Graphcore, an innovative and well-funded British chip designer concentrating exclusively on AI applications, has released the latest AI Processor chip called Colossus MK2 or the GC200 IPU and claims that it is the most advanced sophisticated chip in the world.
The AI Processor chip has 59.4 billion transistors and provides a performance improvement of eight times from its Colossus MK1, Graphcore reports. It is faster and has more than the 54 billion transistors found in Nvidia’s A100, which earlier held the title as the world’s largest processor and was revealed earlier this year by the American company.
Each GC200 chip has 1,472 independent AI Processor cores and 8,832 separate parallel threads, all with in-processor RAM support of 900 MB. Graphcore will make the GC200 available via its latest IPU Machine, the M2000, which contains four GC200 chips in a pizza box bundle and offers one petaflop of total computation. The company claims that its latest hardware is “fully plug-and-play” and that buyers can link up to 64,000 IPUs for a total of 16 computing power exaflops combined.
The news comes amid when the introduction of artificial intelligence is still shaking the world of AI processor chips. Training AI models typically require parallel processors chips, a requirement that has brought new players into the market (such as Graphcore) and even inspired some emerging technology companies (such as Google) to produce their advanced chips.
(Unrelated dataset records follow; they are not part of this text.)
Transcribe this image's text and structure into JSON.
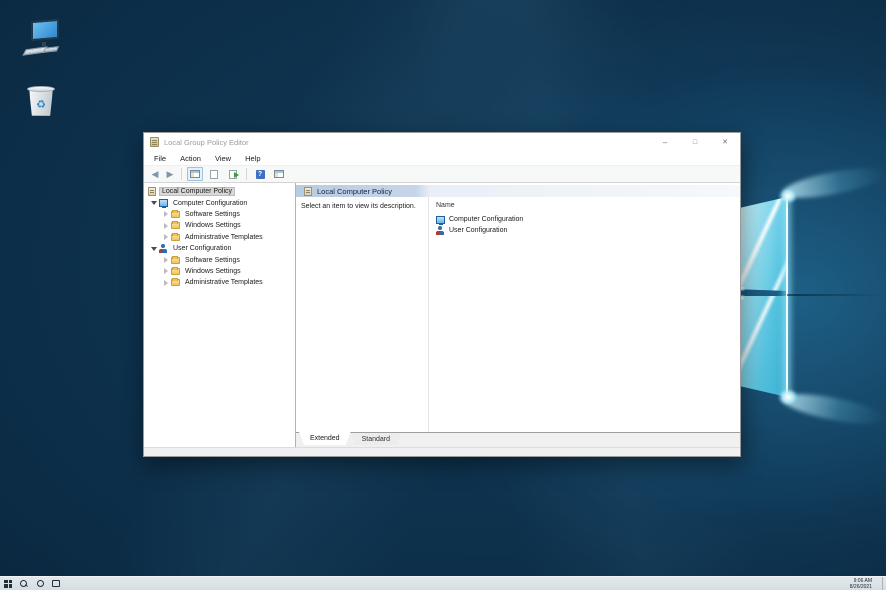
{
  "desktop": {
    "icons": [
      {
        "name": "this-pc"
      },
      {
        "name": "recycle-bin"
      }
    ]
  },
  "window": {
    "title": "Local Group Policy Editor",
    "menu": [
      {
        "label": "File"
      },
      {
        "label": "Action"
      },
      {
        "label": "View"
      },
      {
        "label": "Help"
      }
    ],
    "toolbar_icons": [
      "back",
      "forward",
      "show-console-tree",
      "properties",
      "export-list",
      "help",
      "console-window"
    ],
    "tree": [
      {
        "label": "Local Computer Policy"
      },
      {
        "label": "Computer Configuration"
      },
      {
        "label": "Software Settings"
      },
      {
        "label": "Windows Settings"
      },
      {
        "label": "Administrative Templates"
      },
      {
        "label": "User Configuration"
      },
      {
        "label": "Software Settings"
      },
      {
        "label": "Windows Settings"
      },
      {
        "label": "Administrative Templates"
      }
    ],
    "right": {
      "header": "Local Computer Policy",
      "description": "Select an item to view its description.",
      "name_column": "Name",
      "items": [
        {
          "label": "Computer Configuration"
        },
        {
          "label": "User Configuration"
        }
      ]
    },
    "tabs": [
      {
        "label": "Extended"
      },
      {
        "label": "Standard"
      }
    ]
  },
  "taskbar": {
    "time": "9:06 AM",
    "date": "8/26/2021"
  },
  "colors": {
    "desktop_navy": "#0c2d47",
    "logo_cyan": "#55c3e0",
    "band_blue": "#c6d5ea",
    "selection_gray": "#d8d8d8",
    "taskbar_light": "#dae2e7"
  }
}
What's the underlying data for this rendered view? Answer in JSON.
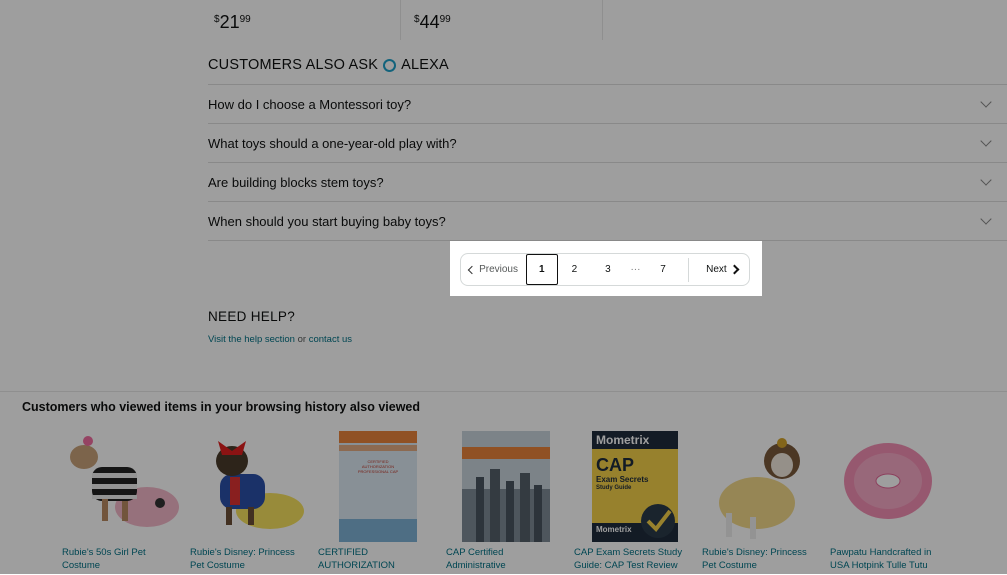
{
  "prices": [
    {
      "symbol": "$",
      "whole": "21",
      "cents": "99"
    },
    {
      "symbol": "$",
      "whole": "44",
      "cents": "99"
    }
  ],
  "alexa": {
    "title_prefix": "CUSTOMERS ALSO ASK",
    "title_suffix": "ALEXA",
    "questions": [
      "How do I choose a Montessori toy?",
      "What toys should a one-year-old play with?",
      "Are building blocks stem toys?",
      "When should you start buying baby toys?"
    ]
  },
  "pagination": {
    "previous": "Previous",
    "pages": [
      "1",
      "2",
      "3"
    ],
    "ellipsis": "···",
    "last": "7",
    "next": "Next",
    "current": "1"
  },
  "help": {
    "title": "NEED HELP?",
    "link1": "Visit the help section",
    "or": " or ",
    "link2": "contact us"
  },
  "history": {
    "title": "Customers who viewed items in your browsing history also viewed",
    "items": [
      {
        "line1": "Rubie's 50s Girl Pet",
        "line2": "Costume"
      },
      {
        "line1": "Rubie's Disney: Princess",
        "line2": "Pet Costume"
      },
      {
        "line1": "CERTIFIED",
        "line2": "AUTHORIZATION"
      },
      {
        "line1": "CAP Certified",
        "line2": "Administrative"
      },
      {
        "line1": "CAP Exam Secrets Study",
        "line2": "Guide: CAP Test Review"
      },
      {
        "line1": "Rubie's Disney: Princess",
        "line2": "Pet Costume"
      },
      {
        "line1": "Pawpatu Handcrafted in",
        "line2": "USA Hotpink Tulle Tutu"
      }
    ],
    "book_cover_text": {
      "mometrix": "Mometrix",
      "cap": "CAP",
      "exam": "Exam Secrets",
      "guide": "Study Guide",
      "certified": "CERTIFIED AUTHORIZATION PROFESSIONAL CAP"
    }
  },
  "colors": {
    "link": "#007185",
    "alexa_ring": "#1fa1c9",
    "overlay": "rgba(0,0,0,0.38)"
  }
}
Nvidia has dominated the global market so far; however, its GPUs, originally developed to speed the rendering of graphics in video games, have proved to be a good match for AI processing. Graphcore seeks to counter the supremacy and has already gained massive capital and significant tech industry supporters such as Dell and Microsoft.
Previously this year, Graphcore revealed in its latest funding round that it had raised $150 million in R&D investment, giving it a total value of $1.95 billion. The company says its most significant benefit is that its chips have been built from the ground up with AI in mind when the trend for deep learning started to take off.
Karl Freund, an expert at Moor Insights & Strategy, said that he was excited by the new offer from Graphcore, especially the improvements to its software, which is a crucial ability to harness the enormous parallel processing power needed Artificial Intelligence.
“The Graphcore not only emphasis on the AI processor chip but the system,” Freund says. “Training realistic neural networks on a single chip cannot be achieved. It has to be achieved on hundreds, thousands, maybe tens of thousands of them, and that scalability aspect is what makes Graphcore stand out, in my opinion.”
For example, Freund notes that the Graphcore support software is “very complete for a startup,” capable of interfacing with a wide range of AI frameworks and providing the kind of workload monitoring tools that allow experts to get more out of their hardware.
Particularly in a hardware industry, where companies battle for the number of transistors they can mount onto a chip, this seems to be software that can often make and break a company’s success.